I use Anju Beaute on mine and it's great, but expensive. F1R2 also do a very good shampoo. Glad you mentioned the staining though. I was considering raw for a treat, although have my reservations anyway, but now am not so sure I'll try it.


----------



## jo-pop (May 27, 2011)

I think if you fed chunks of raw chicken or turkey it would be fine (better than mince too), try putting on plate or mat rather than bowl perhaps. I'm going to try that.
This is mince in a bowl thats done it so his chin is right in it.


----------



## carly87 (Feb 11, 2011)

It was mince I was going to try. Mine think I'm offering them poison if I offer chunks, an djust don't touch the stuff.


----------



## jo-pop (May 27, 2011)

Can anyone else advise of a product to remove staining which I can get hold of a bit easier? I'm just worried if I don't get to work on his chin it will stain for good. It's a very light Mark at moment so just want to keep on top of it.

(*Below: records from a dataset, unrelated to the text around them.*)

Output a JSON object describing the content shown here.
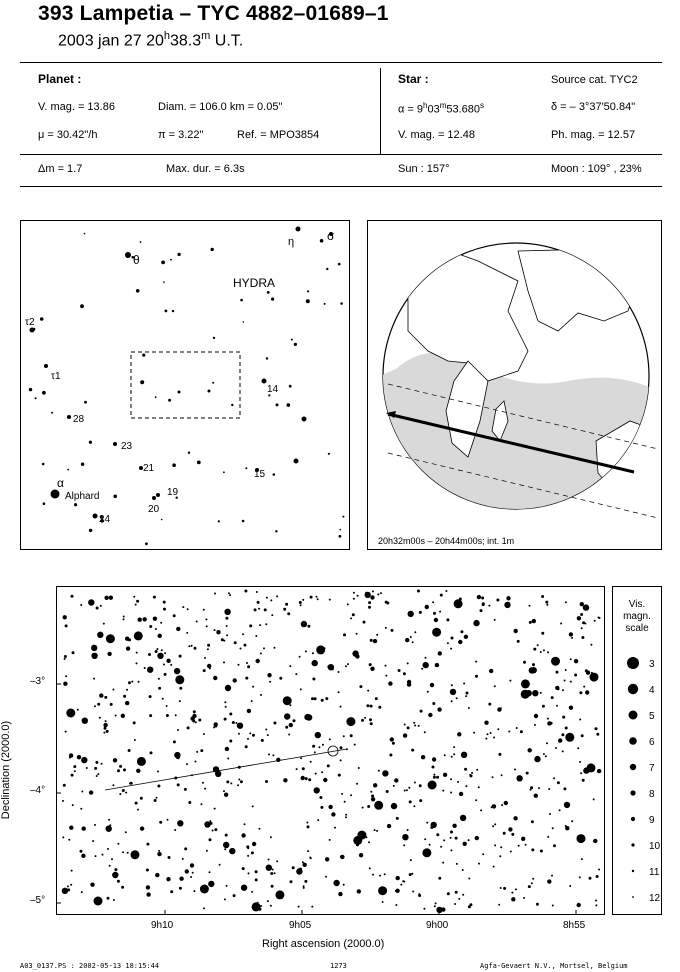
{
  "header": {
    "title": "393 Lampetia  –  TYC 4882–01689–1",
    "date_prefix": "2003 jan 27  20",
    "date_h": "h",
    "date_mid": "38.3",
    "date_m": "m",
    "date_suffix": " U.T."
  },
  "planet": {
    "heading": "Planet :",
    "vmag": "V. mag. = 13.86",
    "diam": "Diam. = 106.0 km = 0.05\"",
    "mu": "μ = 30.42\"/h",
    "pi": "π = 3.22\"",
    "ref": "Ref. = MPO3854"
  },
  "star": {
    "heading": "Star :",
    "source": "Source cat.  TYC2",
    "alpha_prefix": "α = 9",
    "alpha_h": "h",
    "alpha_mid": "03",
    "alpha_m": "m",
    "alpha_s": "53.680",
    "alpha_sup": "s",
    "delta": "δ = – 3°37'50.84\"",
    "vmag": "V. mag. = 12.48",
    "phmag": "Ph. mag. = 12.57"
  },
  "summary": {
    "dm": "Δm = 1.7",
    "maxdur": "Max. dur. = 6.3s",
    "sun": "Sun : 157°",
    "moon": "Moon : 109° , 23%"
  },
  "finder": {
    "constellation": "HYDRA",
    "labels": [
      "η",
      "σ",
      "θ",
      "τ2",
      "τ1",
      "28",
      "23",
      "21",
      "14",
      "15",
      "19",
      "20",
      "24",
      "α",
      "Alphard"
    ]
  },
  "globe": {
    "caption": "20h32m00s – 20h44m00s; int.  1m"
  },
  "chart": {
    "ylabel": "Declination (2000.0)",
    "xlabel": "Right ascension (2000.0)",
    "yticks": [
      "–3°",
      "–4°",
      "–5°"
    ],
    "xticks": [
      "9h10",
      "9h05",
      "9h00",
      "8h55"
    ]
  },
  "scale": {
    "title": [
      "Vis.",
      "magn.",
      "scale"
    ],
    "mags": [
      "3",
      "4",
      "5",
      "6",
      "7",
      "8",
      "9",
      "10",
      "11",
      "12"
    ]
  },
  "footer": {
    "left": "A03_0137.PS : 2002-05-13 18:15:44",
    "center": "1273",
    "right": "Agfa-Gevaert N.V., Mortsel, Belgium"
  }
}
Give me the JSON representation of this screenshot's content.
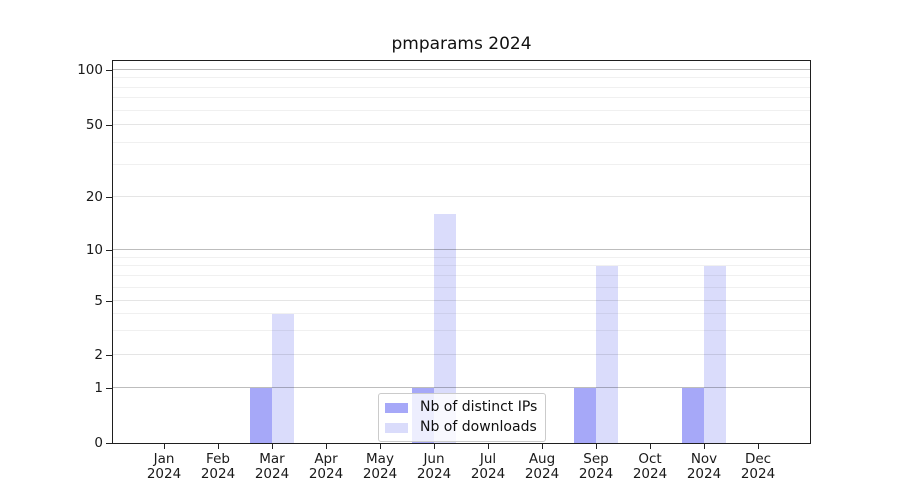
{
  "chart_data": {
    "type": "bar",
    "title": "pmparams 2024",
    "categories": [
      "Jan",
      "Feb",
      "Mar",
      "Apr",
      "May",
      "Jun",
      "Jul",
      "Aug",
      "Sep",
      "Oct",
      "Nov",
      "Dec"
    ],
    "year_label": "2024",
    "series": [
      {
        "name": "Nb of distinct IPs",
        "color": "#a6a8f8",
        "values": [
          0,
          0,
          1,
          0,
          0,
          1,
          0,
          0,
          1,
          0,
          1,
          0
        ]
      },
      {
        "name": "Nb of downloads",
        "color": "#dadcfb",
        "values": [
          0,
          0,
          4,
          0,
          0,
          16,
          0,
          0,
          8,
          0,
          8,
          0
        ]
      }
    ],
    "xlabel": "",
    "ylabel": "",
    "y_axis": {
      "scale": "symlog-like (linear 0-1, logarithmic above 1)",
      "ticks": [
        0,
        1,
        2,
        5,
        10,
        20,
        50,
        100
      ],
      "major_gridline_values": [
        1,
        10,
        100
      ],
      "minor_gridline_values": [
        3,
        4,
        6,
        7,
        8,
        9,
        30,
        40,
        60,
        70,
        80,
        90
      ],
      "ylim": [
        0,
        112
      ]
    },
    "grid": "horizontal",
    "legend": {
      "position": "lower center",
      "entries": [
        "Nb of distinct IPs",
        "Nb of downloads"
      ]
    }
  }
}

Any effective natural cleaners that could help?


----------



## jo-pop (May 27, 2011)

carly87 said:


> I use Anju Beaute on mine and it's great, but expensive. F1R2 also do a very good shampoo. Glad you mentioned the staining though. I was considering raw for a treat, although have my reservations anyway, but now am not so sure I'll try it.


The F1R2 Snowburst one?


----------



## jo-pop (May 27, 2011)

Would a bi carb solution work? I use that on everything!!
It's used in baking so can't be that bad can it...?


----------



## rcmadd (Feb 6, 2011)

there is a product called "diamond eyes" available from good pet stores.. mainly used to aid in the removal of tear stains on white/light coloured dogs

saves bathing all the time.. just dap/wipe with a cotton wool pad.


----------



## carly87 (Feb 11, 2011)

Yep, the Snowburst one. The Anju colour one is also fab.


----------



## jo-pop (May 27, 2011)

Update - the trusty bi carb paste seems to be helping. 
Of course I made sure he didn't get it in his mouth and rinse him very well.

Oh I love that stuff... Now, off to scrub my sink with what's leftover


----------